Pydantic is another popular library for runtime type checking. However, it adds overhead during model creation and validation.
from pydantic import BaseModel
from typing import List
class StatisticsInput(BaseModel):
data: List[float]
class StatisticsOutput(BaseModel):
mean: float
first: float
def calculate_statistics(input_data: StatisticsInput) -> StatisticsOutput:
return StatisticsOutput(
mean=sum(input_data.data) / len(input_data.data),
first=input_data.data[0]
)
# Validates during model creation, but adds overhead
numbers = [1, "a", 3]
input_model = StatisticsInput(data=numbers)
---------------------------------------------------------------------------
ValidationError Traceback (most recent call last)
Cell In[14], line 19
17 # Validates during model creation, but adds overhead
18 numbers = [1, "a", 3]
---> 19 input_model = StatisticsInput(data=numbers)
File ~/book/venv/lib/python3.11/site-packages/pydantic/main.py:164, in BaseModel.__init__(__pydantic_self__, **data)
162 # `__tracebackhide__` tells pytest and some other tools to omit this function from tracebacks
163 __tracebackhide__ = True
--> 164 __pydantic_self__.__pydantic_validator__.validate_python(data, self_instance=__pydantic_self__)

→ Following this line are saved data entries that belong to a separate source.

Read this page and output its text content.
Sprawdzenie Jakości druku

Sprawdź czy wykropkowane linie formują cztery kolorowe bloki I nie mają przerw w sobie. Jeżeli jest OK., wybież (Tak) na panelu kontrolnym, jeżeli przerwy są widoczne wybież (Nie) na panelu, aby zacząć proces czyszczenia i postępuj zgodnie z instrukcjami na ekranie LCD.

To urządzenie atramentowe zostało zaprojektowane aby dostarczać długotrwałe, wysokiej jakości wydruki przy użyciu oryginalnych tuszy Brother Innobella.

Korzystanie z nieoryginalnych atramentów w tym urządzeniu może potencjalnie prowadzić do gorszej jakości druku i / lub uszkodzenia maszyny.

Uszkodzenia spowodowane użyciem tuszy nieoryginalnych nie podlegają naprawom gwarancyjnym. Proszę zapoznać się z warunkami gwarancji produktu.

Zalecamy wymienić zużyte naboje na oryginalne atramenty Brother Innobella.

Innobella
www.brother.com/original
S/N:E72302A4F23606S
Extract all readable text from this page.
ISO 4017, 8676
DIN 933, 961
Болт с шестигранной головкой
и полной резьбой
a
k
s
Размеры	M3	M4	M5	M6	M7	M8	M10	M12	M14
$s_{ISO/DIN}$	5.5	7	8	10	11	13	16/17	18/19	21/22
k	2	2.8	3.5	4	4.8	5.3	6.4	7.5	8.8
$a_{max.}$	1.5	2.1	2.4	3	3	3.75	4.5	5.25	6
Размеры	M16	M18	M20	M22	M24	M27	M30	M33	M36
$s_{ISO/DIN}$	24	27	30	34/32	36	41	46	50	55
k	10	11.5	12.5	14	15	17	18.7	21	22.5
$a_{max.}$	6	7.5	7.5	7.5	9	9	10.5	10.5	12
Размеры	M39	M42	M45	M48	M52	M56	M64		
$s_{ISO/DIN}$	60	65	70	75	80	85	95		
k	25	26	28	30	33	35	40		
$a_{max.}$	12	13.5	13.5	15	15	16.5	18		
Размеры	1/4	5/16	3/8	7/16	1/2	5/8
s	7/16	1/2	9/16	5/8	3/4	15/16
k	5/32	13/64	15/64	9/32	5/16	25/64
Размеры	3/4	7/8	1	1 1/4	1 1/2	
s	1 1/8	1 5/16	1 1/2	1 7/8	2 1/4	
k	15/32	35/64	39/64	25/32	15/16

ValidationError: 1 validation error for StatisticsInput
data.1
Input should be a valid number, unable to parse string as a number [type=float_parsing, input_value='a', input_type=str]
For further information visit https://errors.pydantic.dev/2.5/v/float_parsing
Beartype offers efficient runtime type checking with constant time complexity. Its dynamic wrappers around functions and methods enable flexible and efficient type-checking, making it a great choice for ensuring type safety in your code.